Bloemen voor Rozemarie...Roosje

Door het openen van de deur ging er een zoemertje in de winkel af. Hij vond 't maar een vervelend geluidje, het stoorde hem.  "Meneer van den Oever, leuk u weer te zien. Wat kan ik voor u doen?" "Doet u maar die bos rode rozen. Doet u maar twee van die bossen. Kunt u ze bij elkaar steken?" "Natuurlijk, meneer van den Oever. Voor u doen we dat altijd graag." De bloemist maakte handig van de twee bossen een hele grote bos en sloeg er in een vlotte beweging een plastic folie omheen. "Schuin afsnijden en het snijbloemvoedsel toevoegen. Maar dat wist u al, hè, meneer van den Oever. Overigens, rozen staan het beste in een glazen vaas.
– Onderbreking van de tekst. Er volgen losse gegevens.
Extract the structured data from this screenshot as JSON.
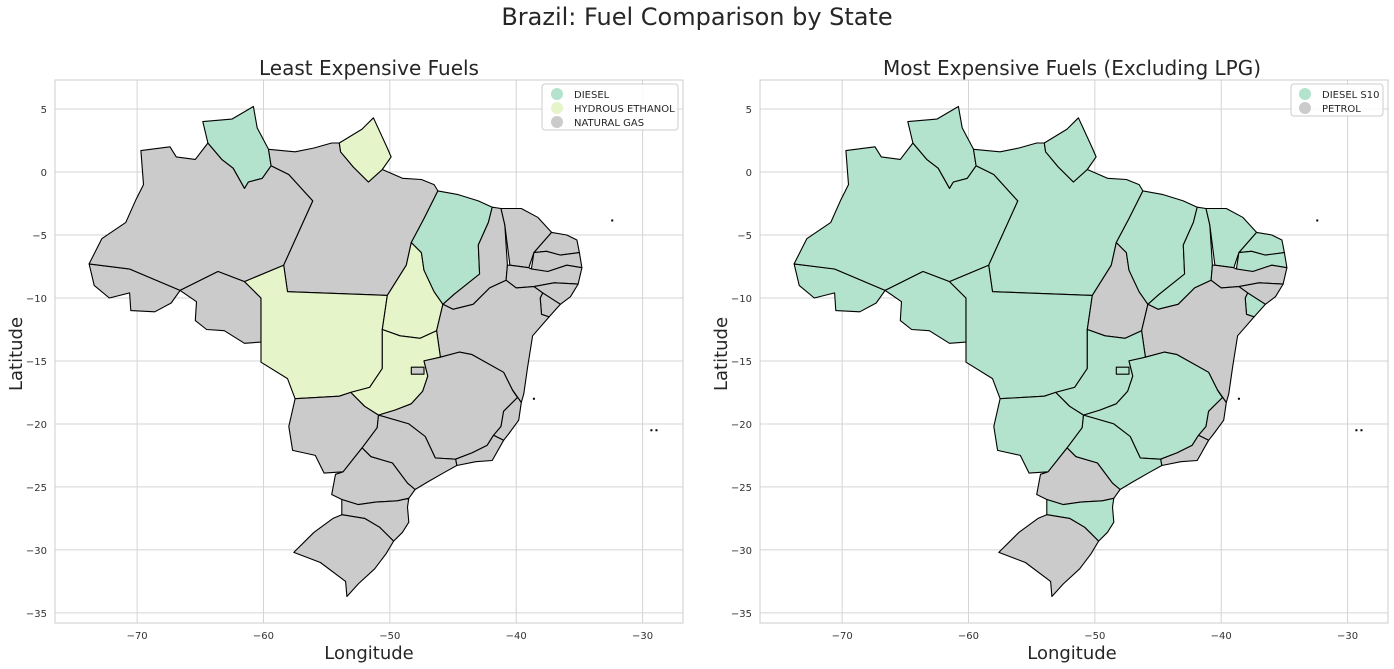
{
  "figure": {
    "title": "Brazil: Fuel Comparison by State",
    "colors": {
      "teal": "#b3e2cd",
      "lime": "#e6f5c9",
      "gray": "#cbcbcb"
    }
  },
  "panels": [
    {
      "id": "left",
      "title": "Least Expensive Fuels",
      "xlabel": "Longitude",
      "ylabel": "Latitude",
      "legend": [
        {
          "label": "DIESEL",
          "color": "#b3e2cd"
        },
        {
          "label": "HYDROUS ETHANOL",
          "color": "#e6f5c9"
        },
        {
          "label": "NATURAL GAS",
          "color": "#cbcbcb"
        }
      ],
      "states": {
        "AC": "NATURAL GAS",
        "AM": "NATURAL GAS",
        "RR": "DIESEL",
        "PA": "NATURAL GAS",
        "AP": "HYDROUS ETHANOL",
        "RO": "NATURAL GAS",
        "MT": "HYDROUS ETHANOL",
        "TO": "HYDROUS ETHANOL",
        "MA": "DIESEL",
        "PI": "NATURAL GAS",
        "CE": "NATURAL GAS",
        "RN": "NATURAL GAS",
        "PB": "NATURAL GAS",
        "PE": "NATURAL GAS",
        "AL": "NATURAL GAS",
        "SE": "NATURAL GAS",
        "BA": "NATURAL GAS",
        "GO": "HYDROUS ETHANOL",
        "DF": "NATURAL GAS",
        "MS": "NATURAL GAS",
        "MG": "NATURAL GAS",
        "ES": "NATURAL GAS",
        "RJ": "NATURAL GAS",
        "SP": "NATURAL GAS",
        "PR": "NATURAL GAS",
        "SC": "NATURAL GAS",
        "RS": "NATURAL GAS"
      }
    },
    {
      "id": "right",
      "title": "Most Expensive Fuels (Excluding LPG)",
      "xlabel": "Longitude",
      "ylabel": "Latitude",
      "legend": [
        {
          "label": "DIESEL S10",
          "color": "#b3e2cd"
        },
        {
          "label": "PETROL",
          "color": "#cbcbcb"
        }
      ],
      "states": {
        "AC": "DIESEL S10",
        "AM": "DIESEL S10",
        "RR": "DIESEL S10",
        "PA": "DIESEL S10",
        "AP": "DIESEL S10",
        "RO": "DIESEL S10",
        "MT": "DIESEL S10",
        "TO": "PETROL",
        "MA": "DIESEL S10",
        "PI": "DIESEL S10",
        "CE": "DIESEL S10",
        "RN": "DIESEL S10",
        "PB": "DIESEL S10",
        "PE": "PETROL",
        "AL": "PETROL",
        "SE": "DIESEL S10",
        "BA": "PETROL",
        "GO": "DIESEL S10",
        "DF": "DIESEL S10",
        "MS": "DIESEL S10",
        "MG": "DIESEL S10",
        "ES": "PETROL",
        "RJ": "PETROL",
        "SP": "DIESEL S10",
        "PR": "PETROL",
        "SC": "DIESEL S10",
        "RS": "PETROL"
      }
    }
  ],
  "axes": {
    "xlim": [
      -76.5,
      -26.8
    ],
    "ylim": [
      -35.8,
      7.3
    ],
    "xticks": [
      -70,
      -60,
      -50,
      -40,
      -30
    ],
    "yticks": [
      5,
      0,
      -5,
      -10,
      -15,
      -20,
      -25,
      -30,
      -35
    ],
    "xtick_labels": [
      "−70",
      "−60",
      "−50",
      "−40",
      "−30"
    ],
    "ytick_labels": [
      "5",
      "0",
      "−5",
      "−10",
      "−15",
      "−20",
      "−25",
      "−30",
      "−35"
    ]
  }
}
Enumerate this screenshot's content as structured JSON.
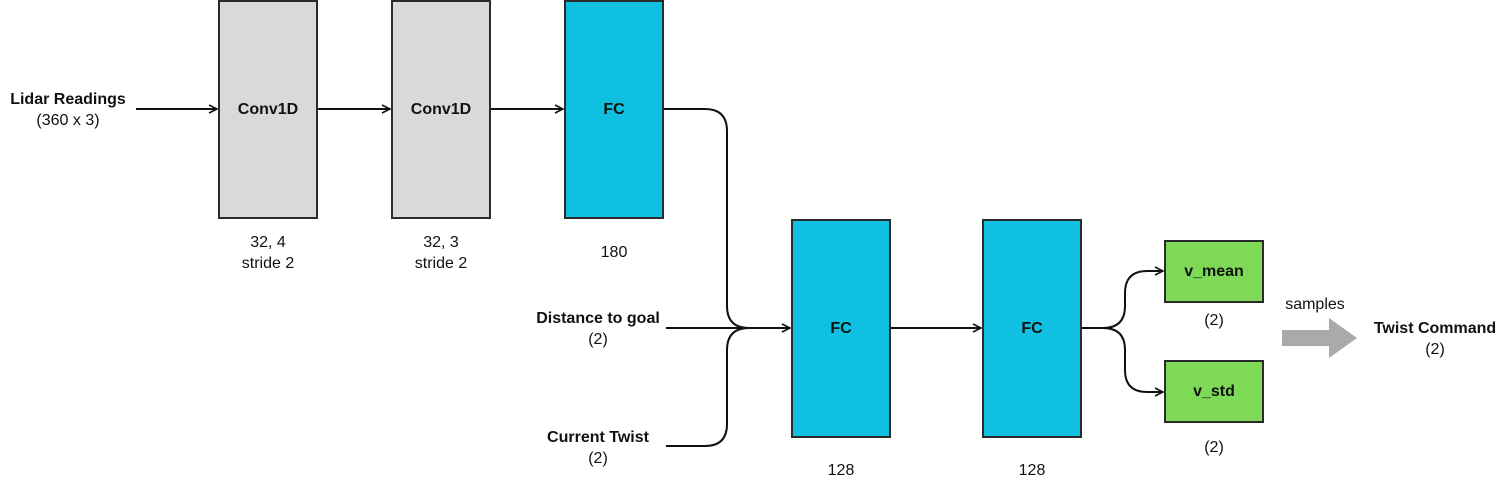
{
  "inputs": {
    "lidar": {
      "name": "Lidar Readings",
      "shape": "(360 x 3)"
    },
    "distance": {
      "name": "Distance to goal",
      "shape": "(2)"
    },
    "twist": {
      "name": "Current Twist",
      "shape": "(2)"
    }
  },
  "layers": {
    "conv1": {
      "label": "Conv1D",
      "param1": "32, 4",
      "param2": "stride 2"
    },
    "conv2": {
      "label": "Conv1D",
      "param1": "32, 3",
      "param2": "stride 2"
    },
    "fc1": {
      "label": "FC",
      "size": "180"
    },
    "fc2": {
      "label": "FC",
      "size": "128"
    },
    "fc3": {
      "label": "FC",
      "size": "128"
    }
  },
  "outputs": {
    "v_mean": {
      "label": "v_mean",
      "shape": "(2)"
    },
    "v_std": {
      "label": "v_std",
      "shape": "(2)"
    }
  },
  "sampling": {
    "arrow_label": "samples"
  },
  "result": {
    "name": "Twist Command",
    "shape": "(2)"
  },
  "colors": {
    "conv": "#d9d9d9",
    "fc": "#0fc0e0",
    "output": "#7ed957",
    "sample_arrow": "#aaaaaa"
  }
}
Ze gaan dood van de bacteriën in keramieke en stenen vazen." "Kijk, dat wist ik nog niet. Ik ga er in ieder geval voor zorgen dat ze in een mooie omgeving komen te staan. Daar kunt u op rekenen." Hij rekende af en liep met de zware bos rode rozen naar zijn auto. Voorzichtig legde hij deze op de achterbank.

Het sneue vrouwtje

  Zaterdagochtend, kwart over acht.  De vrouw lijnde haar hond aan en liet haar eerst zitten voordat ze de deur opende. Maar eerst nog keek ze door het kleine raampje dat een beetje zielig geplaatst was naast de hardhouten deur met koperkleurig beslag. Motregen. Het vaal groene vest werd verruild voor een jas met opstaande kraag; gekregen uit een erfenis. Ze stapte naar buiten en de hond volgde met enige weerzin. Deze had sowieso nooit zin om haar gladde haren ook maar op enige manier nat te laten worden. Wassen was al helemaal geen optie. De vrouw liep elke zaterdag hetzelfde rondje: de straat uit, over het grasveld en over de nog slapende meubelboulevard, waar de eerste drukte pas over een uur of wat verwacht werd. Elke zaterdag keek ze in de etalages naar meubels die ze ooit nog wel eens zou kopen. Het hondje volgde gedwee. Elke zaterdag, maar ook elke dinsdag en donderdag. Week in week uit, jaar in jaar uit. Achter haar rug om spraken de mensen over haar; over het honden-vrouwtje.